Rigid wooden board (≈ 0.5 m long)	Low‑friction central pivot (fulcrum)
Clamp stand (optional, to hold the board horizontally when not rotating)	Two identical strings with hooks
Set of calibrated masses (e.g., 50 g, 100 g, 200 g)	Meter rule or measuring tape
Safety glasses

Safety Notes

• Check that the pivot turns smoothly; a sticky pivot can produce a spurious resisting torque.
• Secure all masses to the strings before releasing the board to avoid sudden drops.
• Wear safety glasses in case a mass detaches.
• Do not stand directly above the board when it is released.

Experimental Arrangement

The board rests on a central, low‑friction pivot so it can rotate freely about its centre. Two strings are attached to the board at known distances d₁ (left side) and d₂ (right side) from the pivot. Hanging masses create vertical forces at those points.

Method

1. Measure and record the perpendicular distances d₁ and d₂ from the centre of the pivot to the attachment points of the left and right strings.
2. Hang a known mass m₁ on the left string. Release the board and observe the direction of rotation (if any).
3. Gradually add mass to the right string until the board remains perfectly horizontal and shows no tendency to rotate. Record the balancing mass m₂.
4. Repeat steps 1–3 for at least three different sets of distances (e.g., d₁=0.10 m, d₂=0.20 m; d₁=0.15 m, d₂=0.25 m; d₁=0.12 m, d₂=0.30 m).
5. For each trial calculate the clockwise and anticlockwise moments and verify that \sum M = 0 within experimental uncertainty.

Data Table

Trial	d₁ (m)	d₂ (m)	m₁ (kg)	m₂ (kg)	Moment left M₁ = m₁ g d₁ (N·m)	Moment right M₂ = m₂ g d₂ (N·m)	\sum M (N·m)
1	0.10	0.20	0.200	0.100	0.200 × 9.8 × 0.10 = 0.196	0.100 × 9.8 × 0.20 = 0.196	≈ 0
2	0.15	0.25	0.150	0.090	0.150 × 9.8 × 0.15 = 0.221	0.090 × 9.8 × 0.25 = 0.221	≈ 0
3	0.12	0.30	0.250	0.100	0.250 × 9.8 × 0.12 = 0.294	0.100 × 9.8 × 0.30 = 0.294	≈ 0

Theoretical Explanation

When the board is in equilibrium the clockwise and anticlockwise moments balance:

\[ M_{\text{left}} = m_1 g d_1,\qquad M_{\text{right}} = m_2 g d_2 \]
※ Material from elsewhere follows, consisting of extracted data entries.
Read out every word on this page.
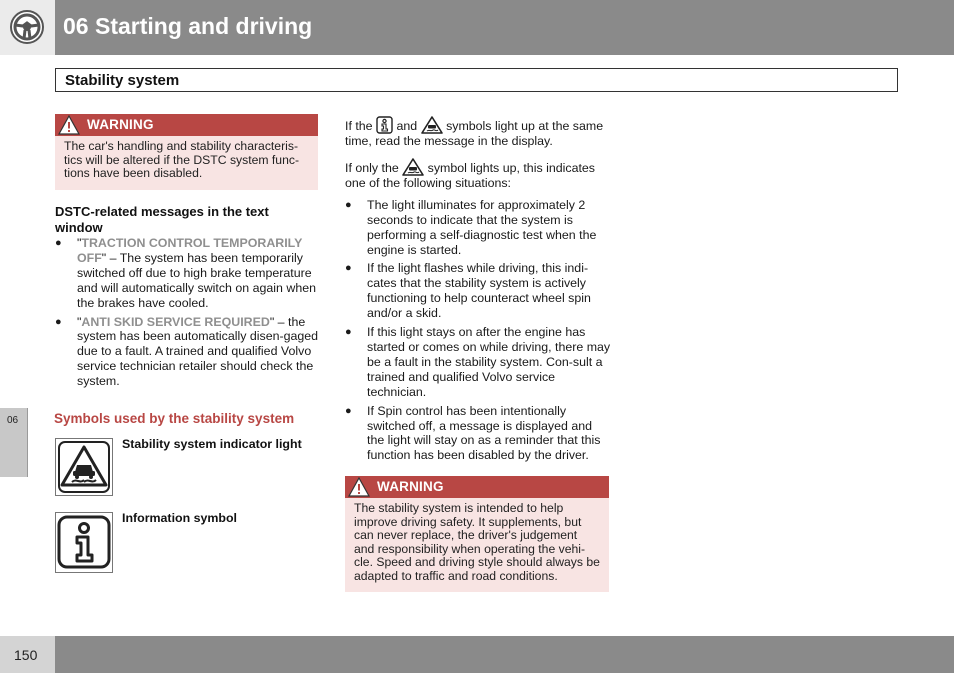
06 Starting and driving
Stability system
06
WARNING
The car's handling and stability characteris-tics will be altered if the DSTC system func-tions have been disabled.
DSTC-related messages in the text window
● "TRACTION CONTROL TEMPORARILY OFF" – The system has been temporarily switched off due to high brake temperature and will automatically switch on again when the brakes have cooled.
● "ANTI SKID SERVICE REQUIRED" – the system has been automatically disen-gaged due to a fault. A trained and qualified Volvo service technician retailer should check the system.
Symbols used by the stability system
Stability system indicator light
Information symbol
If the and symbols light up at the same time, read the message in the display.
If only the symbol lights up, this indicates one of the following situations:
● The light illuminates for approximately 2 seconds to indicate that the system is performing a self-diagnostic test when the engine is started.
● If the light flashes while driving, this indi-cates that the stability system is actively functioning to help counteract wheel spin and/or a skid.
● If this light stays on after the engine has started or comes on while driving, there may be a fault in the stability system. Con-sult a trained and qualified Volvo service technician.
● If Spin control has been intentionally switched off, a message is displayed and the light will stay on as a reminder that this function has been disabled by the driver.
WARNING
The stability system is intended to help improve driving safety. It supplements, but can never replace, the driver's judgement and responsibility when operating the vehi-cle. Speed and driving style should always be adapted to traffic and road conditions.
150
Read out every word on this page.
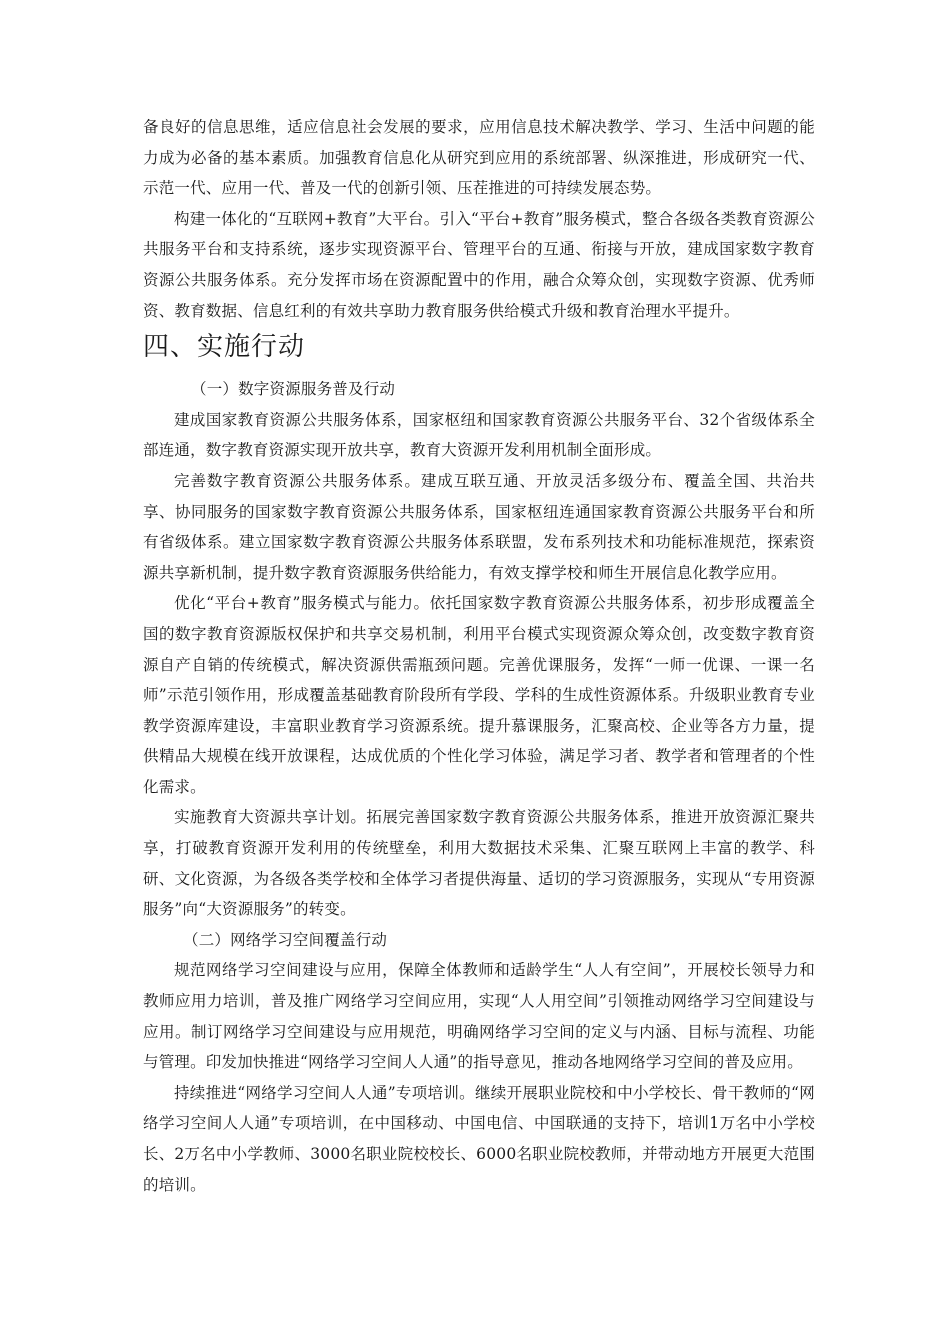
备良好的信息思维，适应信息社会发展的要求，应用信息技术解决教学、学习、生活中问题的能力成为必备的基本素质。加强教育信息化从研究到应用的系统部署、纵深推进，形成研究一代、示范一代、应用一代、普及一代的创新引领、压茬推进的可持续发展态势。

构建一体化的“互联网+教育”大平台。引入“平台+教育”服务模式，整合各级各类教育资源公共服务平台和支持系统，逐步实现资源平台、管理平台的互通、衔接与开放，建成国家数字教育资源公共服务体系。充分发挥市场在资源配置中的作用，融合众筹众创，实现数字资源、优秀师资、教育数据、信息红利的有效共享助力教育服务供给模式升级和教育治理水平提升。

四、实施行动
（一）数字资源服务普及行动

建成国家教育资源公共服务体系，国家枢纽和国家教育资源公共服务平台、32个省级体系全部连通，数字教育资源实现开放共享，教育大资源开发利用机制全面形成。

完善数字教育资源公共服务体系。建成互联互通、开放灵活多级分布、覆盖全国、共治共享、协同服务的国家数字教育资源公共服务体系，国家枢纽连通国家教育资源公共服务平台和所有省级体系。建立国家数字教育资源公共服务体系联盟，发布系列技术和功能标准规范，探索资源共享新机制，提升数字教育资源服务供给能力，有效支撑学校和师生开展信息化教学应用。

优化“平台+教育”服务模式与能力。依托国家数字教育资源公共服务体系，初步形成覆盖全国的数字教育资源版权保护和共享交易机制，利用平台模式实现资源众筹众创，改变数字教育资源自产自销的传统模式，解决资源供需瓶颈问题。完善优课服务，发挥“一师一优课、一课一名师”示范引领作用，形成覆盖基础教育阶段所有学段、学科的生成性资源体系。升级职业教育专业教学资源库建设，丰富职业教育学习资源系统。提升慕课服务，汇聚高校、企业等各方力量，提供精品大规模在线开放课程，达成优质的个性化学习体验，满足学习者、教学者和管理者的个性化需求。

实施教育大资源共享计划。拓展完善国家数字教育资源公共服务体系，推进开放资源汇聚共享，打破教育资源开发利用的传统壁垒，利用大数据技术采集、汇聚互联网上丰富的教学、科研、文化资源，为各级各类学校和全体学习者提供海量、适切的学习资源服务，实现从“专用资源服务”向“大资源服务”的转变。

（二）网络学习空间覆盖行动

规范网络学习空间建设与应用，保障全体教师和适龄学生“人人有空间”，开展校长领导力和教师应用力培训，普及推广网络学习空间应用，实现“人人用空间”引领推动网络学习空间建设与应用。制订网络学习空间建设与应用规范，明确网络学习空间的定义与内涵、目标与流程、功能与管理。印发加快推进“网络学习空间人人通”的指导意见，推动各地网络学习空间的普及应用。

持续推进“网络学习空间人人通”专项培训。继续开展职业院校和中小学校长、骨干教师的“网络学习空间人人通”专项培训，在中国移动、中国电信、中国联通的支持下，培训1万名中小学校长、2万名中小学教师、3000名职业院校校长、6000名职业院校教师，并带动地方开展更大范围的培训。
Taking clockwise as positive, the condition \sum M = 0 gives

\[ m_1 g d_1 - m_2 g d_2 = 0 \;\Longrightarrow\; m_1 d_1 = m_2 d_2 \]

Thus, for any pair of vertical forces the product of the force magnitude and its perpendicular lever arm must be equal for the net moment to vanish. The pivot supplies a vertical reaction force, so the separate condition \sum \mathbf{F}=0 is also satisfied.

Sources of Error

• Friction at the pivot introduces a small resisting torque.
• Inaccurate measurement of the distances d₁ and d₂.
• Masses not centred on the strings, altering the effective lever arm.
• Air currents, vibrations, or elasticity of the strings.
• Parallax error when reading the scale on the masses.

Conclusion

The experiment confirms the Cambridge IGCSE (0625) principle that an object in static equilibrium experiences no resultant moment. By adjusting the masses until m₁ d₁ = m₂ d₂, the clockwise and anticlockwise torques cancel, giving \sum M = 0. Simultaneously, the support at the pivot provides an equal and opposite reaction, ensuring \sum \mathbf{F}=0. This demonstrates that both the net force and the net moment must vanish for true static equilibrium.